Files
baseball-automation/crawler/report_builder.py
2026-05-02 16:24:42 +09:00

271 lines
9.7 KiB
Python

"""
crawler/report_builder.py — 최종 JSON 리포트 생성
네이버 API 데이터를 수집하고, relay 파싱 결과를 합쳐서
정규화된 게임 리포트 JSON을 생성/저장합니다.
"""
from __future__ import annotations
import json
from collections import defaultdict
from pathlib import Path
from typing import Any
from core.config_loader import max_inning
from crawler.naver_api import (
NaverApiClient,
build_iso_datetime,
clean_game_id,
derive_umpires,
extract_pitching_summary,
get_team_names,
infer_game_type,
)
from crawler.relay_parser import build_half_inning, parse_inning_value
from crawler.lineup_builder import build_lineup_summary
# ──────────────────────────────────────────────
# 이닝 데이터 수집
# ──────────────────────────────────────────────
def collect_inning_data(
api: NaverApiClient,
game_id: str,
start_inning_val: str | None = None,
end_inning_val: str | None = None,
) -> tuple[list[dict[str, Any]], list[dict[str, Any]]]:
"""모든 이닝 relay 데이터를 수집하여 구조화"""
innings: list[dict[str, Any]] = []
raw_relays: list[dict[str, Any]] = []
start_score = parse_inning_value(start_inning_val, 0.0)
end_score = parse_inning_value(end_inning_val, 99.0)
for inning in range(1, max_inning() + 1):
try:
relay_data = api.fetch_relay(game_id, inning=inning)
except Exception:
break
relays = relay_data.get("textRelays", [])
if not relays:
break
grouped: dict[int, list[dict[str, Any]]] = defaultdict(list)
for relay in relays:
grouped[int(relay.get("homeOrAway", -1))].append(relay)
raw_relays.append(relay)
for home_or_away in (0, 1):
half_relays = grouped.get(home_or_away, [])
if not half_relays:
continue
current_score = inning + (0.5 if home_or_away == 1 else 0.0)

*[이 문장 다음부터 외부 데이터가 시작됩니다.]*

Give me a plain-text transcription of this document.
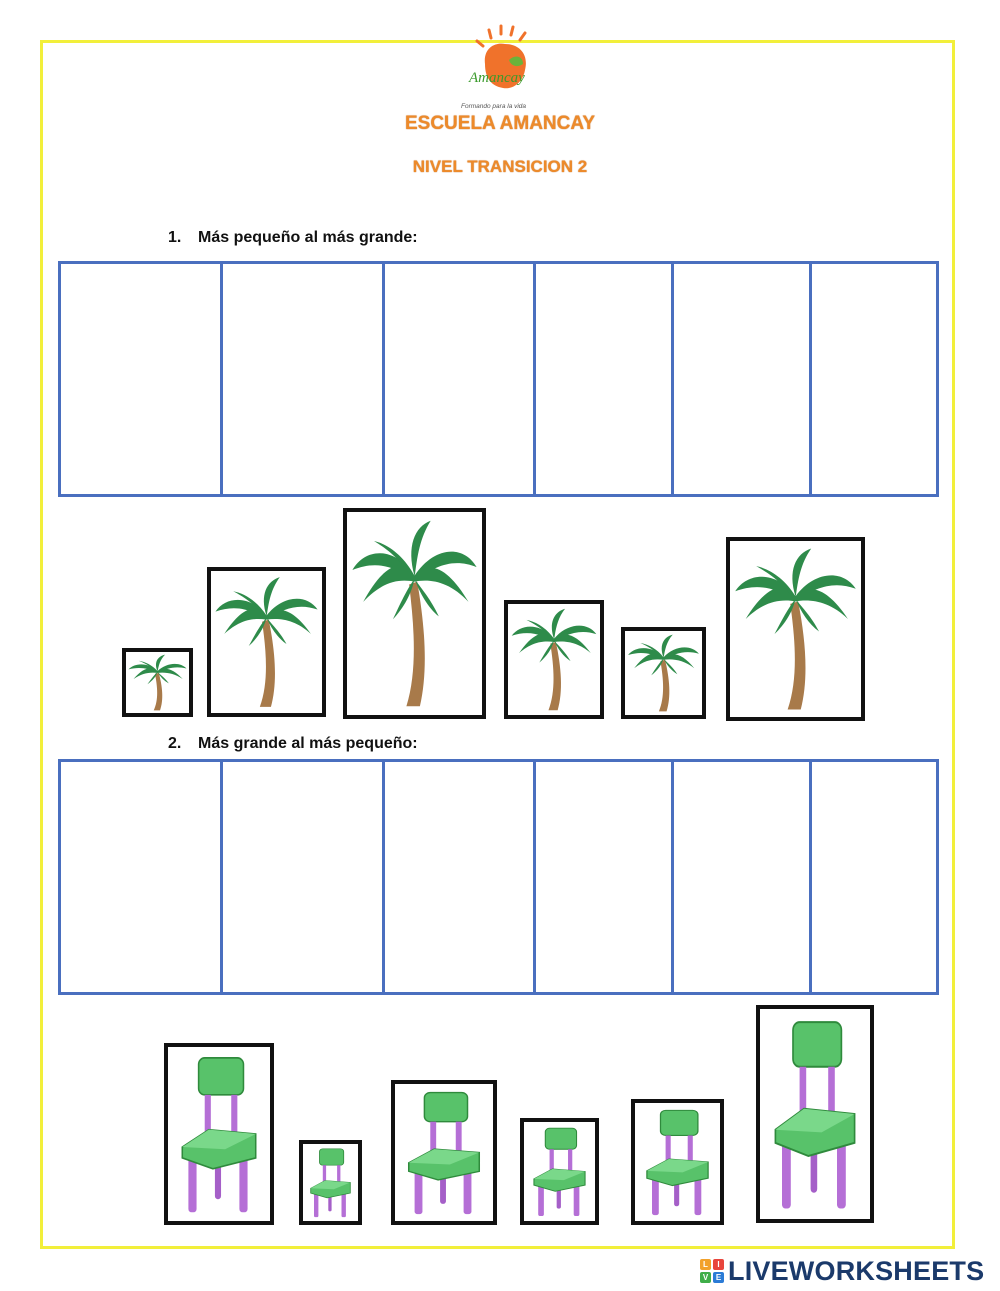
Amancay
Formando para la vida
ESCUELA AMANCAY
NIVEL TRANSICION 2
1. Más pequeño al más grande:
2. Más grande al más pequeño:
L	I
V E LIVEWORKSHEETS
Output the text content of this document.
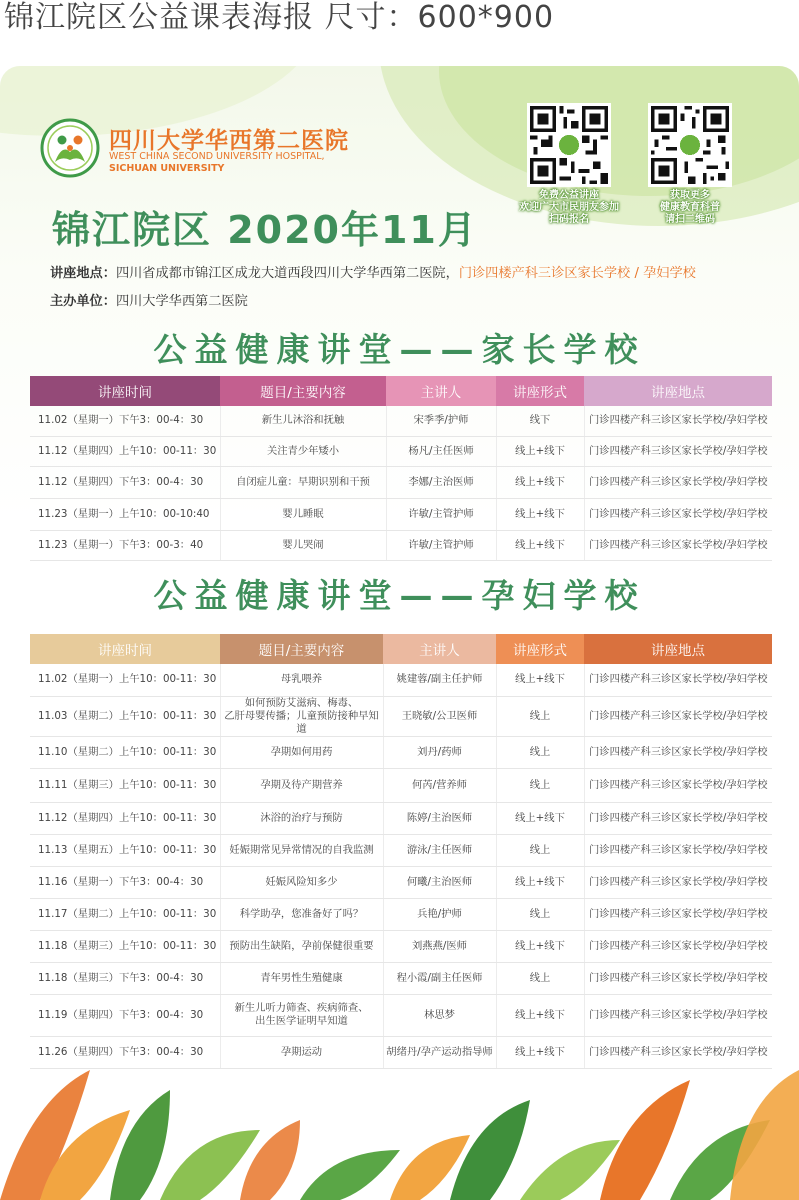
锦江院区公益课表海报 尺寸：600*900
四川大学华西第二医院
WEST CHINA SECOND UNIVERSITY HOSPITAL,
SICHUAN UNIVERSITY
免费公益讲座
欢迎广大市民朋友参加
扫码报名
获取更多
健康教育科普
请扫二维码
锦江院区 2020年11月
讲座地点：四川省成都市锦江区成龙大道西段四川大学华西第二医院，门诊四楼产科三诊区家长学校 / 孕妇学校
主办单位：四川大学华西第二医院
公益健康讲堂——家长学校
讲座时间	题目/主要内容	主讲人	讲座形式	讲座地点
11.02（星期一）下午3：00-4：30	新生儿沐浴和抚触	宋季季/护师	线下	门诊四楼产科三诊区家长学校/孕妇学校
11.12（星期四）上午10：00-11：30	关注青少年矮小	杨凡/主任医师	线上+线下	门诊四楼产科三诊区家长学校/孕妇学校
11.12（星期四）下午3：00-4：30	自闭症儿童：早期识别和干预	李娜/主治医师	线上+线下	门诊四楼产科三诊区家长学校/孕妇学校
11.23（星期一）上午10：00-10:40	婴儿睡眠	许敏/主管护师	线上+线下	门诊四楼产科三诊区家长学校/孕妇学校
11.23（星期一）下午3：00-3：40	婴儿哭闹	许敏/主管护师	线上+线下	门诊四楼产科三诊区家长学校/孕妇学校
公益健康讲堂——孕妇学校
讲座时间	题目/主要内容	主讲人	讲座形式	讲座地点
11.02（星期一）上午10：00-11：30	母乳喂养	姚建蓉/副主任护师	线上+线下	门诊四楼产科三诊区家长学校/孕妇学校
11.03（星期二）上午10：00-11：30	如何预防艾滋病、梅毒、
乙肝母婴传播；儿童预防接种早知道	王晓敏/公卫医师	线上	门诊四楼产科三诊区家长学校/孕妇学校
11.10（星期二）上午10：00-11：30	孕期如何用药	刘丹/药师	线上	门诊四楼产科三诊区家长学校/孕妇学校
11.11（星期三）上午10：00-11：30	孕期及待产期营养	何芮/营养师	线上	门诊四楼产科三诊区家长学校/孕妇学校
11.12（星期四）上午10：00-11：30	沐浴的治疗与预防	陈婷/主治医师	线上+线下	门诊四楼产科三诊区家长学校/孕妇学校
11.13（星期五）上午10：00-11：30	妊娠期常见异常情况的自我监测	游泳/主任医师	线上	门诊四楼产科三诊区家长学校/孕妇学校
11.16（星期一）下午3：00-4：30	妊娠风险知多少	何曦/主治医师	线上+线下	门诊四楼产科三诊区家长学校/孕妇学校
11.17（星期二）上午10：00-11：30	科学助孕，您准备好了吗？	兵艳/护师	线上	门诊四楼产科三诊区家长学校/孕妇学校
11.18（星期三）上午10：00-11：30	预防出生缺陷，孕前保健很重要	刘燕燕/医师	线上+线下	门诊四楼产科三诊区家长学校/孕妇学校
11.18（星期三）下午3：00-4：30	青年男性生殖健康	程小霞/副主任医师	线上	门诊四楼产科三诊区家长学校/孕妇学校
11.19（星期四）下午3：00-4：30	新生儿听力筛查、疾病筛查、
出生医学证明早知道	林思梦	线上+线下	门诊四楼产科三诊区家长学校/孕妇学校
11.26（星期四）下午3：00-4：30	孕期运动	胡绪丹/孕产运动指导师	线上+线下	门诊四楼产科三诊区家长学校/孕妇学校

if current_score < start_score or current_score > end_score:
continue
innings.append(build_half_inning(inning, home_or_away, half_relays))
return innings, raw_relays
# ──────────────────────────────────────────────
# 점수 타임라인 & 블론세이브
# ──────────────────────────────────────────────
def _collect_score_timeline(raw_relays: list[dict[str, Any]]) -> list[dict[str, Any]]:
timeline: list[dict[str, Any]] = []
for relay in raw_relays:
for option in relay.get("textOptions", []):
state = option.get("currentGameState") or {}
if not state:
continue
timeline.append({
"seqno": option.get("seqno"),
"home_score": int(state.get("homeScore", 0)),
"away_score": int(state.get("awayScore", 0)),
})
timeline.sort(key=lambda item: item["seqno"])
return timeline
def _collect_blown_saves(
raw_relays: list[dict[str, Any]], away_name: str, home_name: str,
) -> list[str]:
timeline = _collect_score_timeline(raw_relays)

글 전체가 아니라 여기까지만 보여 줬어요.